Bohm's hidden-variable theory

In 1952, David Bohm resurrected an idea from Louis de Broglie's earlier work, creating a deterministic hidden-variable theory commonly known as the de Broglie–Bohm theory. This theory posits that particles are guided by a "pilot wave." In the famous double-slit experiment, for instance, the electron passes through one slit, but its trajectory is determined by this hidden pilot wave, leading to the observed interference pattern.

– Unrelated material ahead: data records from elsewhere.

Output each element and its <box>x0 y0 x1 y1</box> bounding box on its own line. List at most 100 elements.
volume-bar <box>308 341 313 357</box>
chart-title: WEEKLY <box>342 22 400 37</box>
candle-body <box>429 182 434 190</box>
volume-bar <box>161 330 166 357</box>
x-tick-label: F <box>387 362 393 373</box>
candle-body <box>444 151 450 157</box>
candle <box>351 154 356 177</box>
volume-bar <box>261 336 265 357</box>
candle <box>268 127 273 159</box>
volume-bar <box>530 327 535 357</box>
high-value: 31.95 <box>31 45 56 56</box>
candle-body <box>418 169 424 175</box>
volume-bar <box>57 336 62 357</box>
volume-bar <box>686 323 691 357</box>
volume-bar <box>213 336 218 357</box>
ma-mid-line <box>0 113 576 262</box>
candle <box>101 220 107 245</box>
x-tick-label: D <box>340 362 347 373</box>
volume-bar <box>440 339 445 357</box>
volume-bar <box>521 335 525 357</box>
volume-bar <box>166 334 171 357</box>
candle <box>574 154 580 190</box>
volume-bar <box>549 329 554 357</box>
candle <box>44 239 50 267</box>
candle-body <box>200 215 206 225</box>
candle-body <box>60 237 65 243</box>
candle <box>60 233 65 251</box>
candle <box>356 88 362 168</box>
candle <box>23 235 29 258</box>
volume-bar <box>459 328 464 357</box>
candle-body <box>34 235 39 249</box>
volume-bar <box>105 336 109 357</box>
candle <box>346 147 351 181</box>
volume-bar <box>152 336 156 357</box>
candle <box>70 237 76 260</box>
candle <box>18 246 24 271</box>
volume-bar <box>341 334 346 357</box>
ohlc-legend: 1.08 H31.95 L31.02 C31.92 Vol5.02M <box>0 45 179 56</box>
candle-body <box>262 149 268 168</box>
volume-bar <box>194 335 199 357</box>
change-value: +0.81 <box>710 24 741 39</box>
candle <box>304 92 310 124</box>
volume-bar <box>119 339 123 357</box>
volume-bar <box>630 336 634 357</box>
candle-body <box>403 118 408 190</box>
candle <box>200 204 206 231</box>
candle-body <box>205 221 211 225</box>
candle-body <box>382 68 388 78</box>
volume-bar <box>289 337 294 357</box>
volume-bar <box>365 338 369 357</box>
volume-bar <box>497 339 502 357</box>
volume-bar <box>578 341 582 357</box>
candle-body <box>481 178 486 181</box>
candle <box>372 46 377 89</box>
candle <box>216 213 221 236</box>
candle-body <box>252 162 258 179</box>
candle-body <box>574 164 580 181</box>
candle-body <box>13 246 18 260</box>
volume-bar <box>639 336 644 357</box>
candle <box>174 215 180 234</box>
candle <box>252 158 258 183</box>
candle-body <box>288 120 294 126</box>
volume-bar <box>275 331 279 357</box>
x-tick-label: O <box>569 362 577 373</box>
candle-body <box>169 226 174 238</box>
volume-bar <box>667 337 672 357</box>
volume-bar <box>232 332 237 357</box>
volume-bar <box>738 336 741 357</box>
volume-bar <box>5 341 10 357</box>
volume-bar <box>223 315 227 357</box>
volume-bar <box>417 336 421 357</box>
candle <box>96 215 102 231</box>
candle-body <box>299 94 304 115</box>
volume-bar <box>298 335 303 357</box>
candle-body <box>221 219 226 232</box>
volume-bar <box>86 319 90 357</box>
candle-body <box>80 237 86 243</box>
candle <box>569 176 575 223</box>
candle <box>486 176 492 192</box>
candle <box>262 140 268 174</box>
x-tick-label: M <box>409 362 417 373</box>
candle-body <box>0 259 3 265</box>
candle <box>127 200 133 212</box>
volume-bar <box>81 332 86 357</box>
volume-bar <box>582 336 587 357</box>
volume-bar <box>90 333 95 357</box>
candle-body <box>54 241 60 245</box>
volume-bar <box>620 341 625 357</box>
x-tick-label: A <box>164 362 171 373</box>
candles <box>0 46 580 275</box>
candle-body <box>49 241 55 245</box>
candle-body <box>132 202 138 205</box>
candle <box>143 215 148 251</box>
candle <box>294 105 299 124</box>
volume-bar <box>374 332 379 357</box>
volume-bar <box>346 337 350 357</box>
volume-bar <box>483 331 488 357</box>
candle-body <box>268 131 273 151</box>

Bohm's theory introduces a non-local quantum potential that organizes particle behavior, suggesting an underlying "implicate order." While some find it the "simplest" explanation for quantum phenomena, its necessity for hidden variables is undeniable. A potential weakness, as perceived by physicists like Einstein, Pauli, and Heisenberg, is its perceived contrived nature. Bohm himself expressed reservations about the guiding wave existing in an abstract configuration space rather than three-dimensional space.

Recent developments

In 2011, Roger Colbeck and Renato Renner presented a proof suggesting that no extension of quantum theory, including hidden-variable theories, can offer more accurate predictions than quantum mechanics itself, provided that measurement settings can be chosen freely. They concluded: "In the present work, we have ... excluded the possibility that any extension of quantum theory (not necessarily in the form of local hidden variables) can help predict the outcomes of any measurement on any quantum state. In this sense, we show the following: under the assumption that measurement settings can be chosen freely, quantum theory really is complete."

However, in 2013, Giancarlo Ghirardi and Raffaele Romano proposed a model that challenges this conclusion, suggesting that under different free-choice assumptions, the statement could be violated, potentially in an experimentally testable manner.

It's a fascinating, if deeply unsettling, exploration into the fundamental nature of reality. The universe, it seems, holds its secrets tightly, and our attempts to pry them open often lead us down paths of paradox and philosophical quandaries. Don't expect easy answers. In this realm, the questions themselves are often more revealing than any supposed solution.